20 de febrero de 2016
20.02.2016

Climatología ficción

20.02.2016 | 04:15

Pese a que esta última semana las temperaturas se han normalizado, el aburrimiento meteorológico sigue mandando en el día a día, de hecho, desde el pasado dos de noviembre que continuamos con la mayoría de observatorios del territorio valenciano entre 0 y 10 milimetros de precipitación acumulada, tal y como se puede comprobar en la ´Meteoxarxa´ de la Associació Valenciana de Meteorologia (AVAMET). Con el panorama de esta guisa no resulta tan descabellado que la imaginación del aficionado a la meteorología vuele hacia otras ´realidades´ en las que imagina como sería el clima por ejemplo si el desierto del Sahara fuera un mar tropical o si el sentido de la rotación de la tierra fuera el inverso.

Algunos de ustedes recordaran como en la película de ´Superman´ el poderoso superhéroe conseguía hacer orbitar la tierra en sentido contrario al actual, para así hacer retroceder el tiempo y salvar a su amada. Pues bien, aunque obviamente dicha escena carece de sentido físico, el hecho de que en los inicios; durante el nacimiento del planeta, el sentido actual de rotación del planeta era una de tantas probabilidades, nos deja las puertas abiertas a la imaginación respecto a que hubiera pasado si justo fuera al revés, de este a Oeste. Haciendo uso de las leyes de la meteorológica dinámica, se puede llegar a la conclusión que si el sentido de la rotación terrestre fuese el inverso, la circulación atmosférica también tendría una componente de vientos completamente a la inversa. Es decir, la componente de vientos predominante de nuestras latitudes sería del Este, con lo que todo ello comportaría. Para hacernos una idea de cómo resultaría nuestro clima con este cambio, usaremos un símil de uno de los climas más envidiados por los amantes de la meteorología y la nieve de todo el mundo: Japón, se encuentra en la misma latitud que la península ibérica, pero en invierno se pueden llegar a dar las nevadas más abundantes, de hecho ostentan el record de mayor espesor de nieve nunca medido, con más de 10 metros. Debido a que los vientos de poniente provenientes del continente asiático llegan muy fríos, pero también con humedad después de haber atravesado el Mar de Japón la nieve, que puede fácilmente alcanzar cotas a nivel de mar, se cierne en invierno sobre el país nipón.
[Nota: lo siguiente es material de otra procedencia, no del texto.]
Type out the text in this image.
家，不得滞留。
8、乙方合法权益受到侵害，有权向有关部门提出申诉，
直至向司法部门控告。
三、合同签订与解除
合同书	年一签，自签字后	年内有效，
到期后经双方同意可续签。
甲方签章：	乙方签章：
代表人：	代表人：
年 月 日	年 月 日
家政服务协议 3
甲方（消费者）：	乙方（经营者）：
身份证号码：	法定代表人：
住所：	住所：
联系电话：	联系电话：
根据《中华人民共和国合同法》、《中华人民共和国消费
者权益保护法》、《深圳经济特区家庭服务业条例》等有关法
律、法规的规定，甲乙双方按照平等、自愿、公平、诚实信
Así pues, imaginen cambiar como vientos predominantes los resecos y cálidos ponientes por los húmedos y fríos levantes, que en invierno, después de haber recorrido todo el continente euroasiático se recargarían de humedad durante su trayecto por un Mediterráneo mucho más frío, para finalmente alcanzar nuestras costas con la nieve como premio. Este supuesto nunca pasará pero, dado el tedio en el que nos encontramos, está bien dejar volar la imaginación y razonar que ocurriría en un universo paralelo en el que el sentido de rotación de la Tierra fuera el inverso.